Identification of ice nucleation sources from marine phytoplankton Grant uri icon


  • Overview:
    Phytoplankton are a significant source of organic matter to atmospheric aerosols and may provide effective ice nucleating particles (INP). INP catalyze the freezing of water at temperatures warmer than homogeneous freezing (-38 °C), thereby widening the range of conditions under which atmospheric ice (and therefore ice-containing clouds) form. INP from phytoplankton are poorly understood in terms of composition, the conditions required to form them, and the temperatures at which they catalyze freezing. The objectives of this research are: 1) Identify sources of INP produced by phytoplankton and characterize their ice nucleation properties. 2) Identify how phytoplankton physiology (particularly growth rate) affects the production of INP. These objectives will be realized through a series of laboratory experiments using representative globally important phytoplankton grown under highly controlled conditions, primarily using continuous cultures. We will focus on the hypothesis that nucleic acids and proteins are sources of effective INP.

    Intellectual Merit:
    According to the last two Intergovernmental Panel for Climate Change (IPCC) assessments, aerosols and
    the clouds that grow on them remain one of the major sources of uncertainty in calculating the Earth’s radiative budget and predicting future climate change. Much of this uncertainty arises from our poor understanding of atmospheric cloud formation, and the processes affecting the lifetime and properties of clouds. Covering 71 % of the Earth’s surface, the ocean is a significant, but poorly constrained, source of aerosol in the form of sea spray. Both field campaigns and controlled laboratory experiments have shown that sea spray containing organic matter from marine phytoplankton acts as INP. The proposed research will build on our recent work, which showed that fast growing phytoplankton produce INP that catalyze freezing at warmer temperatures than slower growing or dying phytoplankton. While it is not known which cellular structures or chemicals derived from phytoplankton form the effective INP; nucleic acids and proteins are elevated during rapid growth and thus are logical initial candidate INP. Experiments will be conducted using continuous culture systems in the laboratory, which enable growth conditions to be controlled, repeatable and defined.
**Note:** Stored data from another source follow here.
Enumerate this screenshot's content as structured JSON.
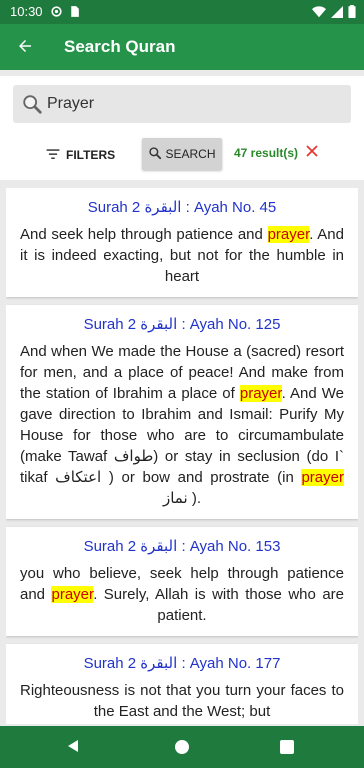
{
  "status_bar": {
    "time": "10:30",
    "icons": [
      "gear-icon",
      "sim-icon",
      "wifi-icon",
      "signal-icon",
      "battery-icon"
    ]
  },
  "app_bar": {
    "title": "Search Quran",
    "back_icon": "arrow-left-icon"
  },
  "search": {
    "value": "Prayer",
    "filters_label": "FILTERS",
    "search_label": "SEARCH",
    "results_count": "47 result(s)"
  },
  "results": [
    {
      "ref": "Surah 2 البقرة : Ayah No. 45",
      "parts": [
        {
          "t": "And seek help through patience and ",
          "h": false
        },
        {
          "t": "prayer",
          "h": true
        },
        {
          "t": ". And it is indeed exacting, but not for the humble in heart",
          "h": false
        }
      ]
    },
    {
      "ref": "Surah 2 البقرة : Ayah No. 125",
      "parts": [
        {
          "t": "And when We made the House a (sacred) resort for men, and a place of peace! And make from the station of Ibrahim a place of ",
          "h": false
        },
        {
          "t": "prayer",
          "h": true
        },
        {
          "t": ". And We gave direction to Ibrahim and Ismail: Purify My House for those who are to circumambulate (make Tawaf طواف) or stay in seclusion (do I` tikaf اعتكاف ) or bow and prostrate (in ",
          "h": false
        },
        {
          "t": "prayer",
          "h": true
        },
        {
          "t": " نماز ).",
          "h": false
        }
      ]
    },
    {
      "ref": "Surah 2 البقرة : Ayah No. 153",
      "parts": [
        {
          "t": "you who believe, seek help through patience and ",
          "h": false
        },
        {
          "t": "prayer",
          "h": true
        },
        {
          "t": ". Surely, Allah is with those who are patient.",
          "h": false
        }
      ]
    },
    {
      "ref": "Surah 2 البقرة : Ayah No. 177",
      "parts": [
        {
          "t": "Righteousness is not that you turn your faces to the East and the West; but",
          "h": false
        }
      ]
    }
  ],
  "colors": {
    "status_bar": "#1f7a3e",
    "app_bar": "#25944a",
    "reference_text": "#2233cc",
    "highlight_bg": "#ffff00",
    "highlight_text": "#cc0000",
    "results_count": "#2a8a2a",
    "clear_icon": "#e53935"
  }
}
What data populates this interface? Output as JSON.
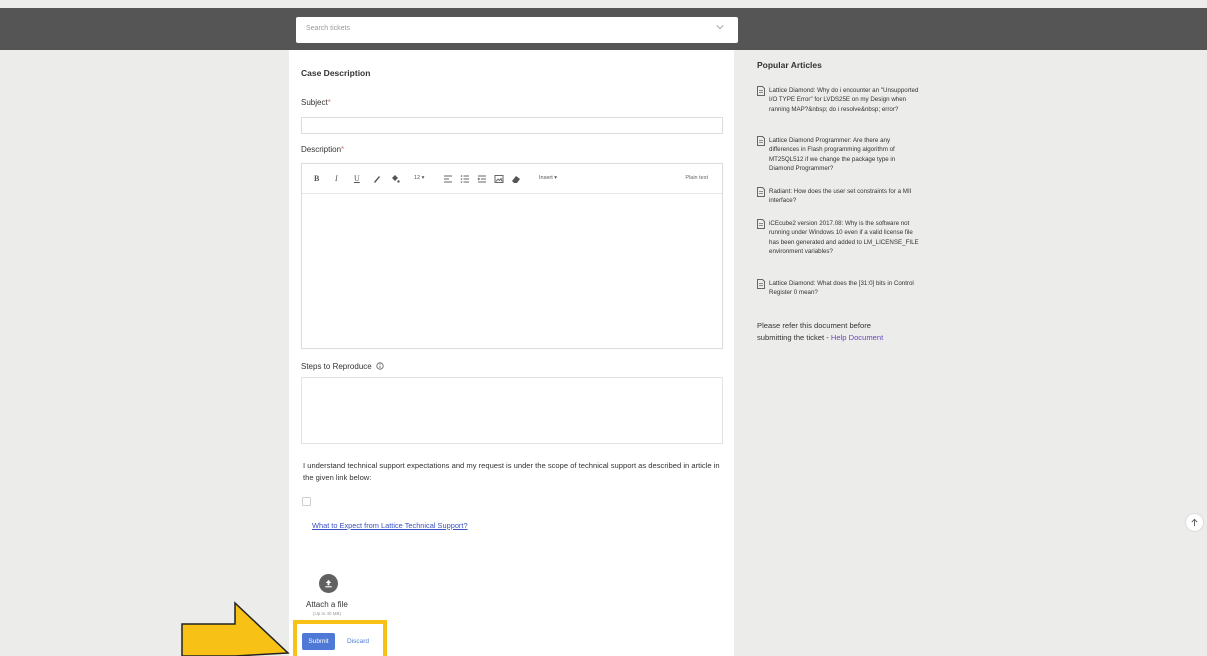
{
  "search": {
    "placeholder": "Search tickets"
  },
  "form": {
    "section_title": "Case Description",
    "subject_label": "Subject",
    "description_label": "Description",
    "required_mark": "*",
    "editor": {
      "bold": "B",
      "italic": "I",
      "underline": "U",
      "font_size": "12 ▾",
      "insert": "Insert ▾",
      "plain_text": "Plain text"
    },
    "steps_label": "Steps to Reproduce",
    "acknowledgement": "I understand technical support expectations and my request is under the scope of technical support as described in article in the given link below:",
    "support_link": "What to Expect from Lattice Technical Support?",
    "attach_label": "Attach a file",
    "attach_size": "(Up to 40 MB)",
    "submit_label": "Submit",
    "discard_label": "Discard"
  },
  "sidebar": {
    "title": "Popular Articles",
    "articles": [
      "Lattice Diamond: Why do i encounter an \"Unsupported I/O TYPE Error\" for LVDS25E on my Design when ranning MAP?&nbsp; do i resolve&nbsp; error?",
      "Lattice Diamond Programmer: Are there any differences in Flash programming algorithm of MT25QL512 if we change the package type in Diamond Programmer?",
      "Radiant: How does the user set constraints for a MII interface?",
      "iCEcube2 version 2017.08: Why is the software not running under Windows 10 even if a valid license file has been generated and added to LM_LICENSE_FILE environment variables?",
      "Lattice Diamond: What does the [31:0] bits in Control Register 0 mean?"
    ],
    "refer_text": "Please refer this document before submitting the ticket - ",
    "help_link": "Help Document"
  },
  "colors": {
    "topbar": "#555556",
    "submit": "#4e79d6",
    "highlight": "#f7c215",
    "link": "#3a52c4",
    "help_link": "#6a48c0"
  },
  "icons": [
    "chevron-down-icon",
    "info-icon",
    "upload-icon",
    "document-icon",
    "arrow-up-icon",
    "eraser-icon",
    "image-icon",
    "list-icon"
  ]
}
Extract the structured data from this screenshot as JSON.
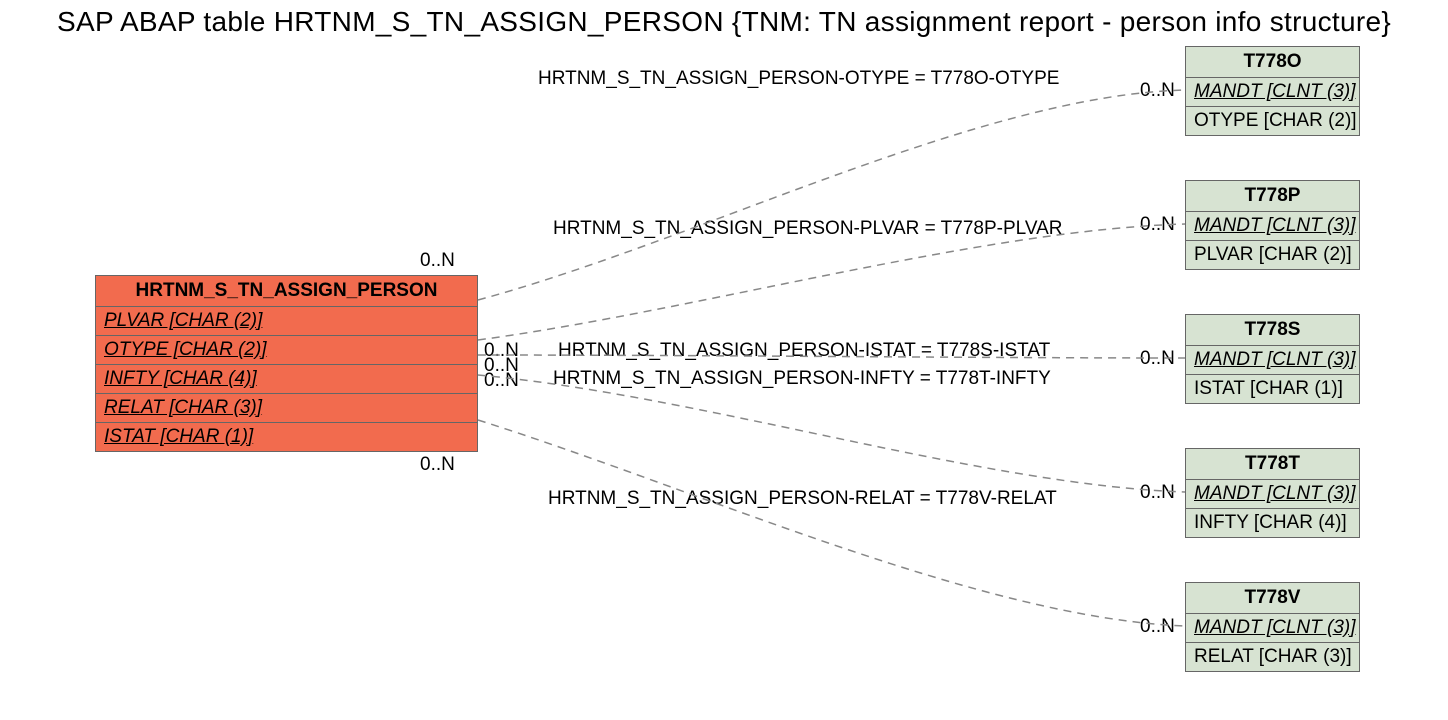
{
  "title": "SAP ABAP table HRTNM_S_TN_ASSIGN_PERSON {TNM: TN assignment report - person info structure}",
  "mainEntity": {
    "name": "HRTNM_S_TN_ASSIGN_PERSON",
    "fields": [
      "PLVAR [CHAR (2)]",
      "OTYPE [CHAR (2)]",
      "INFTY [CHAR (4)]",
      "RELAT [CHAR (3)]",
      "ISTAT [CHAR (1)]"
    ]
  },
  "refEntities": [
    {
      "name": "T778O",
      "f1": "MANDT [CLNT (3)]",
      "f2": "OTYPE [CHAR (2)]"
    },
    {
      "name": "T778P",
      "f1": "MANDT [CLNT (3)]",
      "f2": "PLVAR [CHAR (2)]"
    },
    {
      "name": "T778S",
      "f1": "MANDT [CLNT (3)]",
      "f2": "ISTAT [CHAR (1)]"
    },
    {
      "name": "T778T",
      "f1": "MANDT [CLNT (3)]",
      "f2": "INFTY [CHAR (4)]"
    },
    {
      "name": "T778V",
      "f1": "MANDT [CLNT (3)]",
      "f2": "RELAT [CHAR (3)]"
    }
  ],
  "relLabels": {
    "r1": "HRTNM_S_TN_ASSIGN_PERSON-OTYPE = T778O-OTYPE",
    "r2": "HRTNM_S_TN_ASSIGN_PERSON-PLVAR = T778P-PLVAR",
    "r3": "HRTNM_S_TN_ASSIGN_PERSON-ISTAT = T778S-ISTAT",
    "r4": "HRTNM_S_TN_ASSIGN_PERSON-INFTY = T778T-INFTY",
    "r5": "HRTNM_S_TN_ASSIGN_PERSON-RELAT = T778V-RELAT"
  },
  "card": {
    "leftTop": "0..N",
    "leftMid1": "0..N",
    "leftMid2": "0..N",
    "leftMid3": "0..N",
    "leftBot": "0..N",
    "right1": "0..N",
    "right2": "0..N",
    "right3": "0..N",
    "right4": "0..N",
    "right5": "0..N"
  }
}
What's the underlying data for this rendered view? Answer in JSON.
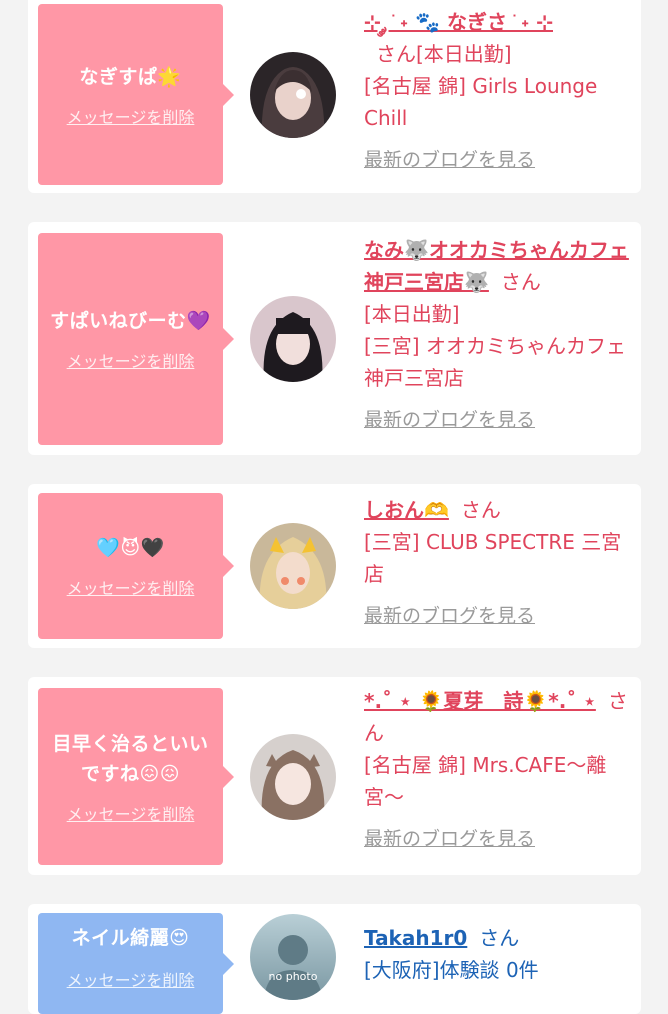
{
  "items": [
    {
      "message": "なぎすぱ🌟",
      "delete_label": "メッセージを削除",
      "name": "⊹ ༘ ֹ ˖ 🐾 なぎさ ֹ ˖ ⊹",
      "honorific": "さん",
      "status": "[本日出勤]",
      "shop": "[名古屋 錦] Girls Lounge Chill",
      "blog_label": "最新のブログを見る"
    },
    {
      "message": "すぱいねびーむ💜",
      "delete_label": "メッセージを削除",
      "name": "なみ🐺オオカミちゃんカフェ神戸三宮店🐺",
      "honorific": "さん",
      "status": "[本日出勤]",
      "shop": "[三宮] オオカミちゃんカフェ神戸三宮店",
      "blog_label": "最新のブログを見る"
    },
    {
      "message": "🩵😈🖤",
      "delete_label": "メッセージを削除",
      "name": "しおん🫶",
      "honorific": "さん",
      "shop": "[三宮] CLUB SPECTRE 三宮店",
      "blog_label": "最新のブログを見る"
    },
    {
      "message": "目早く治るといいですね😖😖",
      "delete_label": "メッセージを削除",
      "name": "*.˚ ⋆ 🌻夏芽　詩🌻*.˚ ⋆",
      "honorific": "さん",
      "shop": "[名古屋 錦] Mrs.CAFE〜離宮〜",
      "blog_label": "最新のブログを見る"
    },
    {
      "message": "ネイル綺麗😍",
      "delete_label": "メッセージを削除",
      "name": "Takah1r0",
      "honorific": "さん",
      "shop": "[大阪府]体験談 0件",
      "avatar_text": "no photo"
    }
  ]
}
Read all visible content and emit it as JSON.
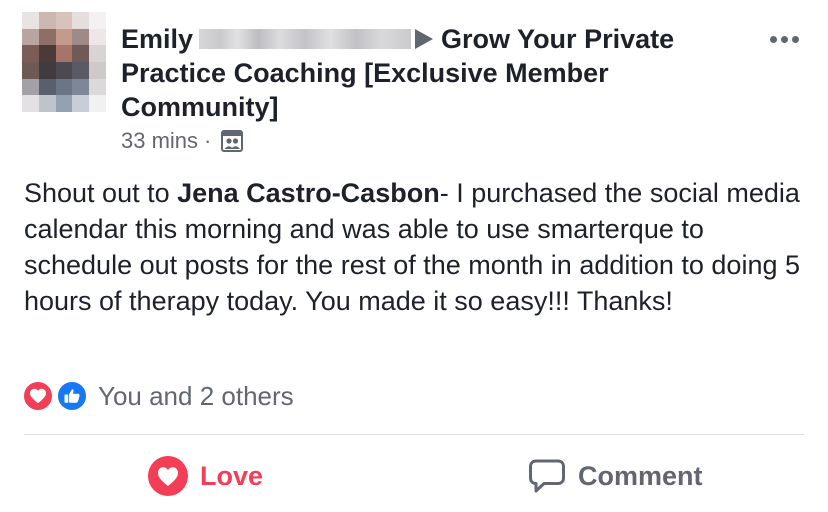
{
  "post": {
    "author": "Emily",
    "group_name": "Grow Your Private Practice Coaching [Exclusive Member Community]",
    "time": "33 mins",
    "separator": "·",
    "body": {
      "part1": "Shout out to ",
      "mention": "Jena Castro-Casbon",
      "part2": "-  I purchased the social media calendar this morning and was able to use smarterque to schedule out posts for the rest of the month in addition to doing 5 hours of therapy today.  You made it so easy!!! Thanks!"
    },
    "reactions": {
      "text": "You and 2 others",
      "types": [
        "love",
        "like"
      ]
    },
    "actions": {
      "love_label": "Love",
      "comment_label": "Comment"
    }
  },
  "icons": {
    "more": "more-options-icon",
    "audience": "group-audience-icon",
    "love": "heart-icon",
    "like": "thumbs-up-icon",
    "comment": "comment-bubble-icon"
  },
  "colors": {
    "love": "#f33e58",
    "like": "#1877f2",
    "secondary_text": "#606770",
    "primary_text": "#1d2129"
  }
}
This novel approach will provide an unprecedented degree of experimental control over phytoplankton growth and physiology, which is not possible from samples collected at sea or in batch culture systems. By growing continuous cultures of specific taxa of phytoplankton at defined growth rates and physiological status, the relationship between phytoplankton growth and INP production will be characterized at the process level. A new array system will be used to screen the immersion ice nucleation temperatures of potential INP. Once INP are identified, detailed further work (including chemical characterization during ice nucleation) will be conducted using an optical microscope coupled to a cooling stage and Raman spectrometer. These data will be used to develop a mechanistic understanding of the factors that affect INP production by phytoplankton.

    Broader Impacts:
    Linking phytoplankton growth and physiology to INP properties will produce a mechanistic understanding of the coupling between ocean biology and cloud processes. Results will be disseminated through publication in peer-reviewed journals and presentation at major conferences and archived in the Texas Data Repository. The research will be used as a framework to instruct a high-impact, hands-on capstone learning experience through GEOS 405 Environmental Geosciences for seniors in the College of Geoscience environmental BSc programs at Texas A&M University. The class will take the form of a student-driven research project, which will be approached like an interdisciplinary field campaign. Students will collaborate in the design, sampling, data analysis, and write up of a marine aerosol reference tank (MART) experiment. In addition, a graduate student will be trained in interdisciplinary geoscience research in the Department of Oceanography, while a postdoctoral researcher will be mentored in the Department of Atmospheric Sciences.